Le rapport de la mission d’information sénatoriale avait notamment souligné le risque lié à la volonté d’inscrire dans le code pénal un délit spécifique de harcèlement scolaire au seul motif d’affirmer un interdit social et de faire primer le symbole sur l’efficacité du droit.

La commission des lois a donc adopté un amendement de réécriture de l’article 4 qui crée ce délit spécifique. Son périmètre pose en effet question et il est assorti d’un quantum de peine difficilement justifiable au regard de l’objectif de prévention et de réinsertion qui prime en matière de justice des mineurs, car ce sont principalement des mineurs qui sont auteurs de harcèlement scolaire.

Il a néanmoins semblé à la commission des lois, comme les députés ont pu le souligner à juste titre, que les faits de harcèlement survenant dans les établissements d’enseignement doivent être identifiés et faire l’objet d’une sanction renforcée. La nouvelle rédaction adoptée par la commission des lois réintègre donc le harcèlement scolaire au sein du délit général de harcèlement, dont il constituera une circonstance aggravante, complétant les circonstances aggravantes déjà prévues.

Le fait de caractériser les actes de harcèlement survenus dans les établissements d’enseignement comme une circonstance aggravante permettra d’éviter que soient sanctionnées différemment des situations pourtant très similaires, dans lesquelles le harcèlement ne se produit pas au sein d’un établissement, mais entre élèves d’établissements différents réunis parfois sur le même site ou dans le bus de ramassage scolaire.

Nous avons également souhaité recentrer la caractérisation du harcèlement scolaire sur les faits impliquant les élèves. En effet, la proposition de loi met sur le même plan les faits de harcèlement entre élèves et ceux dont l’auteur est membre du personnel de l’établissement. Or, si les faits relevant du personnel des établissements d’enseignement doivent être réprimés lorsqu’ils sont constitutifs d’un harcèlement, il m’apparaît qu’ils ne peuvent être appréhendés de la même manière.

La solution adoptée par la commission des lois vise donc à assurer la cohérence des infractions et des sanctions, tout en renforçant la prise en compte des faits survenant dans les établissements d’enseignement. Il s’agit, nous semble-t-il, d’une solution équilibrée.

Sur l’article 4 bis prévoyant la possibilité de saisie et de confiscation des téléphones portables et des ordinateurs qui auront été utilisés par des personnes pour harceler un élève en utilisant les réseaux sociaux, conformément au droit existant, la commission des lois a souhaité tirer les conséquences de deux décisions du Conseil constitutionnel en matière de confiscation des biens ayant servi à commettre un harcèlement et de réquisition des données de connexion. L’absence de disposition en la matière serait en effet de nature à gravement entraver la conduite des enquêtes.

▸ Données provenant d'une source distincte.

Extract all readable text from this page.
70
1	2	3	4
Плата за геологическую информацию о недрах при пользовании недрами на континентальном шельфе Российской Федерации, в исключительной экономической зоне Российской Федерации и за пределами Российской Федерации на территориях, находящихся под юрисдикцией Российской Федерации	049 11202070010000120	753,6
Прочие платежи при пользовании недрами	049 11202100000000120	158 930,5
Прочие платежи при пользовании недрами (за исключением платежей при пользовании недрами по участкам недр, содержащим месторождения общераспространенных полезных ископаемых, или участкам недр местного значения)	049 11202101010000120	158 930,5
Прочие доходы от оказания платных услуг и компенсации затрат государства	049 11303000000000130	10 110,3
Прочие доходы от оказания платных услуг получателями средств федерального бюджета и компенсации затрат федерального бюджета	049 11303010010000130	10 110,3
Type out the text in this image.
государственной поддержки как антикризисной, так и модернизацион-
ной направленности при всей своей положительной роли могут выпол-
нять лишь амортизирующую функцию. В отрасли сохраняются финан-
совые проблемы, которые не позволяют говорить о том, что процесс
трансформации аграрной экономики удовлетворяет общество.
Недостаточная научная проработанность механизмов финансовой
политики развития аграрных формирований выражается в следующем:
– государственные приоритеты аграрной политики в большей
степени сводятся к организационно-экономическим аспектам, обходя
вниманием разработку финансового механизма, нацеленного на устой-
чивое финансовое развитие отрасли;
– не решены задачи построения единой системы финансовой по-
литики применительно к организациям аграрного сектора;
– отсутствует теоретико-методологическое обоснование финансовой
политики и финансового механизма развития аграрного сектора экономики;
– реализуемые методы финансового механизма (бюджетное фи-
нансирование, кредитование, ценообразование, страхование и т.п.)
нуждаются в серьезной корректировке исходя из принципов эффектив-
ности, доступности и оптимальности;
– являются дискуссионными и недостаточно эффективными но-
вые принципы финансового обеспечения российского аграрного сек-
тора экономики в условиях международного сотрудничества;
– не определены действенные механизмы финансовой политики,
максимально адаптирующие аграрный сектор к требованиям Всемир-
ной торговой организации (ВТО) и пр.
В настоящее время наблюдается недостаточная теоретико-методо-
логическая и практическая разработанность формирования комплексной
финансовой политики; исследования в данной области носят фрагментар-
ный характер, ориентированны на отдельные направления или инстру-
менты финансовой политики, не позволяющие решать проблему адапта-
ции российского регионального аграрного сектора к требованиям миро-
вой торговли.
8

L’article 5, qui tend à modifier le code de procédure pénale pour favoriser l’enregistrement de l’audition du mineur victime de harcèlement dans le cadre d’une procédure pénale, déjà recommandé, mais non explicitement prévu par la loi, a fait l’objet d’une coordination.

L’article 6 vise à modifier le code de la justice pénale des mineurs, pour préciser que les stages ordonnés par le juge dans le cadre de la mise à l’épreuve éducative peuvent comporter un volet spécifique de sensibilisation aux risques liés au harcèlement scolaire. Il relève clairement du domaine réglementaire et a donc été supprimé.

Enfin, l’article 7 a pour objet de renforcer les obligations pesant sur les fournisseurs d’accès internet et les hébergeurs en matière de traitement des cas et de signalement aux autorités des faits de harcèlement scolaire. La commission des lois, qui a eu ce débat à de nombreuses reprises, est en effet convaincue que seules des obligations prévues au niveau européen peuvent être efficaces. Dans cette attente, les obligations qui pèsent sur les opérateurs en matière de lutte contre toutes les formes de harcèlement continueront à s’appliquer. (Applaudissements sur les travées du groupe Les Républicains, ainsi quau banc des commissions. – Mme Sabine Van Heghe applaudit également.)

M. le président. La parole est à Mme Annick Billon.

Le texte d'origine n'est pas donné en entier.